In an expansive practice, Ebony G. Patterson (b. 1981 Kingston, Jamaica) addresses visibility and invisibility, through explorations of class, race, gender, youth culture, pageantry and acts of violence, within the context of “post-colonial” spaces. Entrancing and colourful, Patterson’s works command the viewer to look beyond their rich formal characteristics and to acknowledge the realities of social injustice. Entourage (2010), the first piece from Patterson’s ‘Fambily’ series of photographic installations (2010-13), explores the role of the gang as a surrogate family – a complex structure whose positive elements are usually ignored.

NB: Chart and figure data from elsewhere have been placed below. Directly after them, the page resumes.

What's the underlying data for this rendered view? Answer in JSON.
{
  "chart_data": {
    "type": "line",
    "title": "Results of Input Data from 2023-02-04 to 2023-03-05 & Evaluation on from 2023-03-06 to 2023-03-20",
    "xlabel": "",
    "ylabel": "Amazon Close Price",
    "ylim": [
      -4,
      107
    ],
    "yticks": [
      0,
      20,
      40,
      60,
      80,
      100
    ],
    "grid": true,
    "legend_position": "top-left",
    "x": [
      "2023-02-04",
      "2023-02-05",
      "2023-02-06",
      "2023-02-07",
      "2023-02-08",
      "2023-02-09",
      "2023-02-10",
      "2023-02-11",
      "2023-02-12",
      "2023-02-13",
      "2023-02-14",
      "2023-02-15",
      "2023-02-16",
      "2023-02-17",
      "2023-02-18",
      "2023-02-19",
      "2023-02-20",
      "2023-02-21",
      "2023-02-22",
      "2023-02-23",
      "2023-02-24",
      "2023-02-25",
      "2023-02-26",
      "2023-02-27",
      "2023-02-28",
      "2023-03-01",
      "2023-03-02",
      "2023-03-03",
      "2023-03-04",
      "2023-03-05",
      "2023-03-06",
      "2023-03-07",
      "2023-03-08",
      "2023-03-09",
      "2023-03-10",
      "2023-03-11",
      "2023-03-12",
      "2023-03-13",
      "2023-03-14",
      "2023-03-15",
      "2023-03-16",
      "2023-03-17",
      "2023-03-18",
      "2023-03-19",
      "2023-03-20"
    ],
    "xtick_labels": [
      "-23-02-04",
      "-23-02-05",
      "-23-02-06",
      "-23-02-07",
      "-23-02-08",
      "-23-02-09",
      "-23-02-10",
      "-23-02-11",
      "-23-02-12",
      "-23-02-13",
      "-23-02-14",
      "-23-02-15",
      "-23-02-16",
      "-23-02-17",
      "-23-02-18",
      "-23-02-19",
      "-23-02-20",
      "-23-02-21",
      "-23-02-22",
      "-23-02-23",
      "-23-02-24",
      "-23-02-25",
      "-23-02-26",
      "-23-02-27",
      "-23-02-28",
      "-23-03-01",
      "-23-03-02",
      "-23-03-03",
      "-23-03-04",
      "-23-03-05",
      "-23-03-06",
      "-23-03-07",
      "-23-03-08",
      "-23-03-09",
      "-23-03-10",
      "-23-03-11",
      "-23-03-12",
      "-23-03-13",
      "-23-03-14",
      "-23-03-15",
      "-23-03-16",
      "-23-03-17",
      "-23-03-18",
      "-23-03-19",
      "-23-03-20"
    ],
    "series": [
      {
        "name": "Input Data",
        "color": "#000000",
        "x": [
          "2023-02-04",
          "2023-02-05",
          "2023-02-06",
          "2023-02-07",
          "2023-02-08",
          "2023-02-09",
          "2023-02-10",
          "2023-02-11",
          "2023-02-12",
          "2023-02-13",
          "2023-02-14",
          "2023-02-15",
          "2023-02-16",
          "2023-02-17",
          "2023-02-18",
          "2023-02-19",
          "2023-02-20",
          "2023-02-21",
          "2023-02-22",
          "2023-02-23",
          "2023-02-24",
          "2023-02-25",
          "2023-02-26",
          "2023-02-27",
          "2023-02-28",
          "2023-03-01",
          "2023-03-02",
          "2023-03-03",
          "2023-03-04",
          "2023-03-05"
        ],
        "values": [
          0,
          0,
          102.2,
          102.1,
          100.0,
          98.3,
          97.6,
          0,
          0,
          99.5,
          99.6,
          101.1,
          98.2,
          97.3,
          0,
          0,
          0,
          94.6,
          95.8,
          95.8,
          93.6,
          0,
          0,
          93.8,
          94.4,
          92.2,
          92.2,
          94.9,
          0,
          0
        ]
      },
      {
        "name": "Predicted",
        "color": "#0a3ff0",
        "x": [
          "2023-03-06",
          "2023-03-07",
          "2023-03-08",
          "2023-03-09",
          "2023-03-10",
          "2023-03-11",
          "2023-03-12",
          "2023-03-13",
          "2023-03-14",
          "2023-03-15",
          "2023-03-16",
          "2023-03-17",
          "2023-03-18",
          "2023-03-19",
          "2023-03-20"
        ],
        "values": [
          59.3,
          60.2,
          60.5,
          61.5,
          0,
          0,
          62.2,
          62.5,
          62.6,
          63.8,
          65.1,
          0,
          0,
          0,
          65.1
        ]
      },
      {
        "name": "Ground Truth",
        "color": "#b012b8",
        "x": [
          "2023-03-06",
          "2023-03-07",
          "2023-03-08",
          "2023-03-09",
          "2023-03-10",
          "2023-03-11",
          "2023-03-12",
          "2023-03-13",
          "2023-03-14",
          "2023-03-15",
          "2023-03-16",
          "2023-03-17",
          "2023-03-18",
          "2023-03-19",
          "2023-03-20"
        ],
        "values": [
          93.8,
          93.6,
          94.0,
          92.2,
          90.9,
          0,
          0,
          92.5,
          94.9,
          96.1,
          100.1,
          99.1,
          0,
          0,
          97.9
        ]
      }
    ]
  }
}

Maja Ruznic (b. 1983 Bosnia & Hercegovina) is primarily a painter, drawing on personal and collective memories to create works that deeply connect with human psyche. Ruznic deftly weaves themes of trauma and suffering with mythology and healing, softening the darker subject matter in her work. This softening is then applied to the process of painting, where blurring and allowing shapes to bleed into one another symbolically destabilizes borders. Mother (2020) draws on Ruznic’s memory of the day she was reunited with her mother after fleeing Bosnia with her grandparents at the start of the Bosnian war in April 1992. The painting evokes the feelings and memories of that day – the figure’s arms are stretched out, longingly reaching towards something.
Gray Wielebinski (b. 1991 Dallas, TX, USA) reconfigures and transforms the iconography and visual codes of sports and mainstream media to explore themes of identity, mythology, nationhood, memory, gender and sexuality. Reconfiguring and transforming iconography and visual codes, their work seeks to navigate and question society’s frameworks and belief systems. Wielebinski deftly confronts realities in order to imagine and propose alternatives. In recent collages, Wielebinski puts together new forms and ways of embodiment, questioning what makes a body more than the sum of its parts. They dissect figures, directly challenging our obsession with ‘reading’ bodies – in their intuitive combination of body parts, they make new creatures.
Over a career spanning five decades, Mary Webb (B. 1939 London, UK) has mastered the interrelationship of colour in her complex geometric paintings. The works featured in this presentation exemplify a practice committed to formal abstraction. Meticulously planned, each piece balances subtle interplays of colour with compositions that avoid one focal point, through her exploration of diagonal compositions. Rooting the work in place, Webb often titles her series with the name of specific locations. She has the sensibility of a landscapist, drawing inspiration from the places she travels to, registering colour, shape and shifting light. At the core of her work lies the considered relationship between formal elements, rendering the world around her as a timeless abstraction.